Unions and the Anti-Trust Laws
While it may be unfair to lay all the blame for the demise of the domestic auto industry at the feet of the United Auto Workers, the union certainly deserves the lion’s share of the blame. From a selfish standpoint, its hard to fault their actions, they hold a monopoly on factory labor and they have successfully exacted hard to believe wage, benefit and work rule concessions from the Big Three for decades. All of this was done without killing them, but slowly wringing the life out of them.

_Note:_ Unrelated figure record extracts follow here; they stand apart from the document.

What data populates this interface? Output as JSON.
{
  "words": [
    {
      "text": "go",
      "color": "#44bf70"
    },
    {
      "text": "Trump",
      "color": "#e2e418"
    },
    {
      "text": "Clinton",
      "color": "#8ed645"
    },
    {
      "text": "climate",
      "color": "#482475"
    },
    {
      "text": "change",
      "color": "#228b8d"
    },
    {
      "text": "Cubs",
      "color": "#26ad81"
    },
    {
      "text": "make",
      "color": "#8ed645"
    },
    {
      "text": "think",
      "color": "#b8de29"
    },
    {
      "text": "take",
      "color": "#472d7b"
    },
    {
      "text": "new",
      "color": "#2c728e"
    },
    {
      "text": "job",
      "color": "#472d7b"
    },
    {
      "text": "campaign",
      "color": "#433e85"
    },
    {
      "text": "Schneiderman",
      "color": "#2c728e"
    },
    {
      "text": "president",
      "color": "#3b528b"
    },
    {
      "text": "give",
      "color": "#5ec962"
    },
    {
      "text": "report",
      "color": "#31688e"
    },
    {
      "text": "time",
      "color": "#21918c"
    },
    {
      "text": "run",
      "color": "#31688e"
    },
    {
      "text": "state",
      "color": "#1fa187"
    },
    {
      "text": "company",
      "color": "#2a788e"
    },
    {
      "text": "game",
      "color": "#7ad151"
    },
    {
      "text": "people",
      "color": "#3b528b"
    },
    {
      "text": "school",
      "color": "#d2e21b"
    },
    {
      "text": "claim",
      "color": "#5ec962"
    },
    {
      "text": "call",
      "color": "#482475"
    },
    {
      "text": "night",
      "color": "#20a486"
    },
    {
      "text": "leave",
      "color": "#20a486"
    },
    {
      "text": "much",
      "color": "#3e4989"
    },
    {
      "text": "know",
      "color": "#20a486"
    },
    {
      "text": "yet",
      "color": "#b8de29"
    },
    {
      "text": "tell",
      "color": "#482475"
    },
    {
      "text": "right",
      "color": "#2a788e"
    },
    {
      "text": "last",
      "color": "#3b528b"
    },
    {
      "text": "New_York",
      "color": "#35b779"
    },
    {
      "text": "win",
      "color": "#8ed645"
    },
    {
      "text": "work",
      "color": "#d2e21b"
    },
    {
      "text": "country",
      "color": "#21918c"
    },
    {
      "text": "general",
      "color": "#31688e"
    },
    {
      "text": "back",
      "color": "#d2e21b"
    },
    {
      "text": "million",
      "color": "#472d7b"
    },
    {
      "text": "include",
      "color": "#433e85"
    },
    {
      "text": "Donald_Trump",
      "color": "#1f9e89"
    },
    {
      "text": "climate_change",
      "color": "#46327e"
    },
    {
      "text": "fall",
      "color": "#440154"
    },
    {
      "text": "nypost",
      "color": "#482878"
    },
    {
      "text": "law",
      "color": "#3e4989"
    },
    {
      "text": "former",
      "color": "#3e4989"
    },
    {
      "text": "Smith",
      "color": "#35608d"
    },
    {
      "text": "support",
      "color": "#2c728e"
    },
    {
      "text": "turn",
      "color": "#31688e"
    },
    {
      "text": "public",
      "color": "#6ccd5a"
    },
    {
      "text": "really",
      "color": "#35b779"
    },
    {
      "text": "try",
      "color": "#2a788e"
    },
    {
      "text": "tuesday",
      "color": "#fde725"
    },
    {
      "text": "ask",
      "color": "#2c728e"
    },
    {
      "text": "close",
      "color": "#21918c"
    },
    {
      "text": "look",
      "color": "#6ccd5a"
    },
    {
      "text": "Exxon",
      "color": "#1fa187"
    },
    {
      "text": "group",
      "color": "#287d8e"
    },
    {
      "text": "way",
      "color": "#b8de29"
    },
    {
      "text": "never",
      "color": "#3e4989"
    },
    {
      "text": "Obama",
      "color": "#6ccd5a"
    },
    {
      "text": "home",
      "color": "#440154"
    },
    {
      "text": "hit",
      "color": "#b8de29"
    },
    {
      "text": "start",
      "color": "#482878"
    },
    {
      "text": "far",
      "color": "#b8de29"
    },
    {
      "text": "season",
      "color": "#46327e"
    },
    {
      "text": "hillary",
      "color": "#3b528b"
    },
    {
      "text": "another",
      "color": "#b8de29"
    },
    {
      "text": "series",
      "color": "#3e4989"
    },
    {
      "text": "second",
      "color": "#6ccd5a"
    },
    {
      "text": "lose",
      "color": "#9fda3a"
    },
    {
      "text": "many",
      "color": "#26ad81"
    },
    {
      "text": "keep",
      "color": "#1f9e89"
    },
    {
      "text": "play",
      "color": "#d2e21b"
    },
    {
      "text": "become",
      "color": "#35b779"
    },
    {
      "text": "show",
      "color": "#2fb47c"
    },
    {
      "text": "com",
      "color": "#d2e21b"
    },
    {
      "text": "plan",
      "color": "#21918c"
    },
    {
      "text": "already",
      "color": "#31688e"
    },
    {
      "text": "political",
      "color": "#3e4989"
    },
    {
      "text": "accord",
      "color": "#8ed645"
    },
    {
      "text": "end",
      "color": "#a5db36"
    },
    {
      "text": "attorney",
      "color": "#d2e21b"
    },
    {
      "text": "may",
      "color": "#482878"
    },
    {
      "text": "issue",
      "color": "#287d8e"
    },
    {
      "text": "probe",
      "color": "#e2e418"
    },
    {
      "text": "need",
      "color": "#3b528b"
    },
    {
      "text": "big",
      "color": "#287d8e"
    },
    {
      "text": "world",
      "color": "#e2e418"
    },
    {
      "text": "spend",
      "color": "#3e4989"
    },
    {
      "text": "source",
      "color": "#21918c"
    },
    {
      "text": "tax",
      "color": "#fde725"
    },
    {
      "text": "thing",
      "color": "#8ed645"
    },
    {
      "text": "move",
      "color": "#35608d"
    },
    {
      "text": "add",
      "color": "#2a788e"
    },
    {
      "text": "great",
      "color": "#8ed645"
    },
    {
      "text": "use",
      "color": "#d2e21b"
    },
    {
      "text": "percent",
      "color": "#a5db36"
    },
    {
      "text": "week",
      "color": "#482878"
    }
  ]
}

With peak automotive employment long since past, the union has only to protect the hard earned rights of the old timers to worry about. The young men and women that may have expected a lifetime of work in the industry had better make other plans. The crocodile tears running down the cheeks of the UAW workers with every additional plant closure make good TV. The idea that they can’t understand how after three generations of the family working in any given plant that the gravy train is now over shouldn’t be a surprise.
If the Big Three wanted to make cars, they had to do it on terms dictated by the UAW. With so much talk these days about “too big to fail”, I have to conclude our anti-trust laws need a second look. I’ve already expressed by feelings on the industry side of that equation in my last blog. Let’s consider the labor side.
There is no doubt that unions corrected many abuses in the past. For the most part, they appear to be the abusers these days. Where a union has established a strangle hold on an industry’s supply of labor, they proceed to suck the life out of it. In the northwest, we can see the machinist union doing the same thing the UAW did to the auto industry to the commercial aircraft industry.
Why are unions exempted from the anti-trust laws? Wouldn’t it seem that a more free market approach would be to allow say three unions to exist with a supply of labor and compete for a company’s work. Union A might approach GM and describe the high standards they set for their members including minimum education standards, supplementary training, random drug and alcohol testing and a commitment to working with the company to improve productivity. Union A would contend that their workers deserved a premium pay package.
Union B would approach GM with an aggressive offer with lower pay and benefits, but without all of the membership standards of Union A. They might require a higher rate of employment for a given job than Union A, but would work with GM to discipline unproductive workers and attempt to improve productivity.
Union C would have the misfits that give unions a bad name today. These would be the workers that show up drunk or hungover, sabotage management’s efforts to improve productivity and come down with the flu enmasse when someone was disciplined. Union C would probably retain the rights to the proud UAW name.
GM or any of the Big Three would then have the opportunity to decide which union it wanted to do business with. This would seem to bridge the gap between keeping America competitive in manufacturing and protecting workers’ rights. The unions would behave in a more capitalistic fashion, desiring that their customers grow and be successful, while attempting to get a higher wage for the value added skill set they were offering.
Over time, Unions A, B and C would gravitate their offering to what sold. Each would try to differentiate their labor offering in a way that would bring value to the customer, the Big Three. In this environment, we could see another reindustrializtion of America.
When I managed a business in the northwest, we had a factory in the northwest and one in Mexico. The workers in the northwest lost sleep at night worrying about losing their jobs to the Mexico plant. The people in the Mexican plant worried about losing their jobs to China. In the foreseeable future, American factory workers cannot compete with Mexico or China on a wage basis. They can compete on the basis of education, training, ingenuity and a competitive spirit. That is not going to happen within the current model of our large labor unions.
It’s time to rethink how our anti-trust laws apply to unions. They have a monopoly and as such serve only themselves, not their members and not their customers, just themselves. This comes at a cost to American industry, American workers and American economic power and influence.